## Context
[DHQ-537](https://linear.app/deployhq/issue/DHQ-537/api-add-progress-fields-to-deployment-steps-response) asks for progress fields in the deployment steps API. 

PR #719 adds `started_at`/`finished_at` timestamps and computed `transfer_speed` to the deployment steps API response. This requires an Lhm migration on `deployment_steps` (166M+ rows in production, ~30min downtime window, weekend-only).

Reviewers raised two concerns:

1. **@facundofarias**: "Changing this table is tricky, we will have to do it during the weekend. Last time it took 30m." / "Also wondering if this is the only way to do it?"
2. **@thdurante**: Suggested skipping detailed progress fields and showing simpler status (like "thinking"/"processing") instead.

This proposal evaluates alternatives.

## Options

### Option A: Expose `completed_items` only

Expose the existing `completed_items` column in the API. No new columns, no migration.

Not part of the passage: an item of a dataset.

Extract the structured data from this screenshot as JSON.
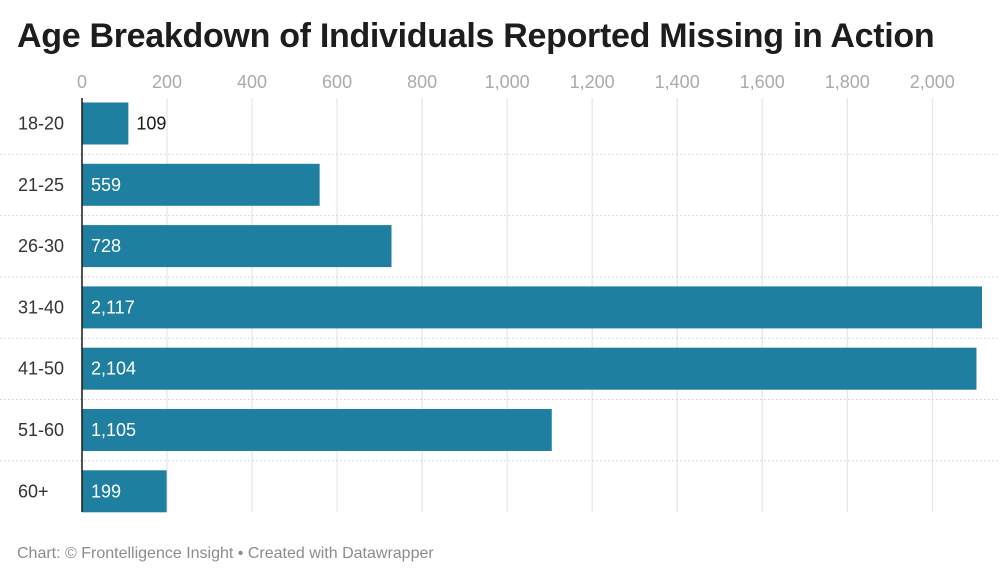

**Changes**: One line in `to_hash` (already done in PR #719 — `completed_items` was always returned, just not documented as the key addition).

**API response**:
```json
{
  "step": "transfer_files",
  "status": "running",
  "total_items": 31344,
  "completed_items": 12400
}
```

**CLI can show**: `Transferring files: 12,400/31,344 (39%)`

**CLI cannot show**: Speed, ETA, elapsed time.

| Pros | Cons |
|------|------|
| Zero migration risk | No speed/ETA |
| Ships immediately | Clients must compute their own rate by polling delta |
| Already populated in production | |

---

### Option B: Separate `deployment_step_timings` table

Create a new join table instead of altering the 166M-row `deployment_steps` table.

```ruby
# New table — instant migration, no Lhm
class CreateDeploymentStepTimings < ActiveRecord::Migration[6.1]
  def change
    create_table :deployment_step_timings do |t|
      t.references :deployment_step, null: false, index: { unique: true }
      t.datetime :started_at, precision: 6
      t.datetime :finished_at, precision: 6
    end
  end
end
```

```ruby
# Model
class DeploymentStep < ApplicationRecord
  has_one :timing, class_name: 'DeploymentStepTiming', dependent: :delete
end
```

**API response**: Same as original PR (with `started_at`, `finished_at`, `transfer_speed`).

| Pros | Cons |
|------|------|
| No Lhm, instant migration | Extra join on API reads (N+1 risk, mitigated with `includes`) |
| Sub-second precision (DATETIME(6)) | Slightly more complex model |
| Only new deployments create rows | Two tables to reason about |
| Full speed/ETA support | |

---

### Option C: Store timing in Redis

Track `started_at`/`finished_at` in Redis, keyed by deployment step identifier. No schema change at all.

```ruby
def set_started_at
  Rails.cache.write("step_timing:#{id}:started_at", Time.current.iso8601(6), expires_in: 24.hours)
end

def started_at
  @started_at ||= Time.zone.parse(Rails.cache.read("step_timing:#{id}:started_at"))
end
```

**API response**: Same as original PR (with `started_at`, `finished_at`, `transfer_speed`).

| Pros | Cons |
|------|------|
| No migration at all | Ephemeral — data lost on Redis restart/eviction |
| Very fast reads/writes | No historical queries |
| Zero DB impact | Adds Redis as a dependency for this feature |
| | Cache expiry edge cases |

---

## Discarded options

| Option | Why discarded |
|--------|--------------|
| **Derive from `updated_at`** | `updated_at` is overwritten by `finalise` (which calls `save` after batch-inserting logs), so you can't recover when a step started running |
| **Compute from `deployment.started_at`** | Too coarse — a deployment runs many steps sequentially (preparing, building, transferring, finishing), so deployment start != step start |
| **Original PR (Lhm on `deployment_steps`)** | 30min production migration on 166M-row table, weekend-only window, risk flagged by reviewer |

## Recommendation

**Start with Option A, follow up with Option B.**

1. **Now**: Expose `completed_items` in the API (trivial, no migration). This unblocks CLI progress bars (`39% complete`) immediately.
2. **Follow-up**: Add `deployment_step_timings` table for `started_at`/`finished_at`/`transfer_speed`. This is a safe, instant migration that can ship on any day — no weekend window needed.

This splits the PR into a small shippable piece and a low-risk follow-up, addressing both reviewers' concerns.

## For discussion

- Is progress percentage (`completed_items / total_items`) sufficient for the CLI MVP, or is speed/ETA a hard requirement?
- If we go with Option B, should we eager-load timings in the deployments API to avoid N+1?
- Should `transfer_speed` be computed server-side or left to clients?